Figure 2. Network architecture of DeepPROTACs model.
On test set, the DeepPROTACs model achieved an average prediction accuracy of about 78% and an area under the ROC curve (AUROC) of around 0.85. In addition, the prediction accuracy of DeepPROTACs for an external experiment set (PROTACs of ER protein) and data sets that were not included in the training set (PROTACs of EZH2, STAT3, eIF4E, and FLT-3) ranged from 65% - 80%, illustrating its good generalization capability.
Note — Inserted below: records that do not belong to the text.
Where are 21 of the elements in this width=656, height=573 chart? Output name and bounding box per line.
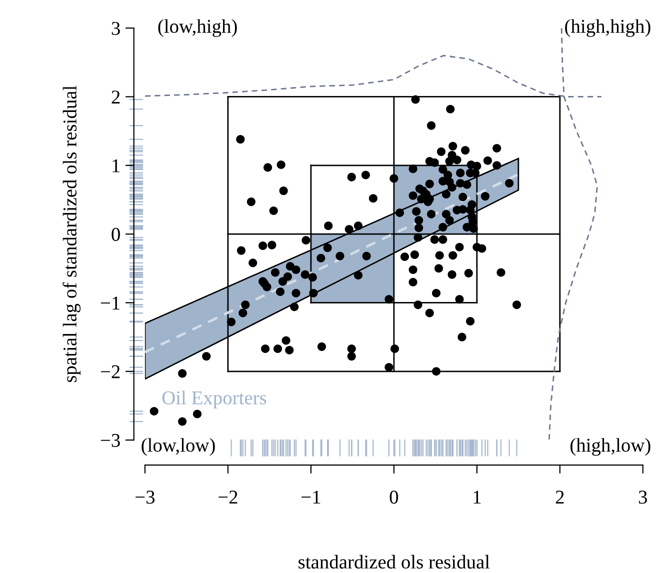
- annotation: (high,low): [570, 438, 650, 456]
- x-tick-label: 3: [638, 490, 647, 504]
- annotation: (low,low): [142, 438, 215, 456]
- x-tick-label: −3: [136, 490, 155, 504]
- y-tick-label: 3: [112, 22, 120, 36]
- y-tick-label: −2: [100, 365, 120, 378]
- y-axis-title: spatial lag of standardized ols residual: [62, 86, 81, 382]
- y-tick-label: −3: [100, 434, 120, 447]
- y-tick-label: 1: [112, 159, 120, 172]
- x-tick-label: −1: [302, 490, 320, 504]
- y-tick-label: 2: [112, 90, 120, 104]
- x-tick-label: 0: [390, 490, 398, 504]
- legend-label: Oil Exporters: [162, 390, 266, 408]
- x-tick-label: −2: [218, 490, 238, 504]
- x-axis-title: standardized ols residual: [298, 554, 490, 569]
- annotation: (low,high): [158, 19, 237, 37]
- x-tick-label: 2: [556, 490, 564, 504]
- annotation: (high,high): [565, 19, 650, 37]
- y-tick-label: 0: [112, 228, 120, 242]
- x-tick-label: 1: [474, 490, 481, 504]
- y-tick-label: −1: [100, 296, 120, 310]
The web server (https://bailab.siais.shanghaitech.edu.cn/services/deepprotacs/) and source code (https://github.com/fenglei104/DeepPROTACs) were released for reference. In brief, we developed a deep learning-based PROTACs degradation predictor - DeepPROTACs, which can be utilized to perform high-throughput virtual screening for potential PROTACs. It will not only provide beneficial guidelines for the rational design of PROTACs molecules, but also help significantly reduce the time/cost for R&D of PROTACs drugs.
 F. Li et al., “DeepPROTACs is a deep learning-based targeted degradation predictor for PROTACs,” Nat. Commun., vol. 13, no. 1, Art. no. 1, Nov. 2022, doi: 10.1038/s41467-022-34807-3.
 G. Weng et al., “PROTAC-DB: an online database of PROTACs,” Nucleic Acids Res., vol. 49, no. D1, pp. D1381–D1387, Jan. 2021, doi: 10.1093/nar/gkaa807.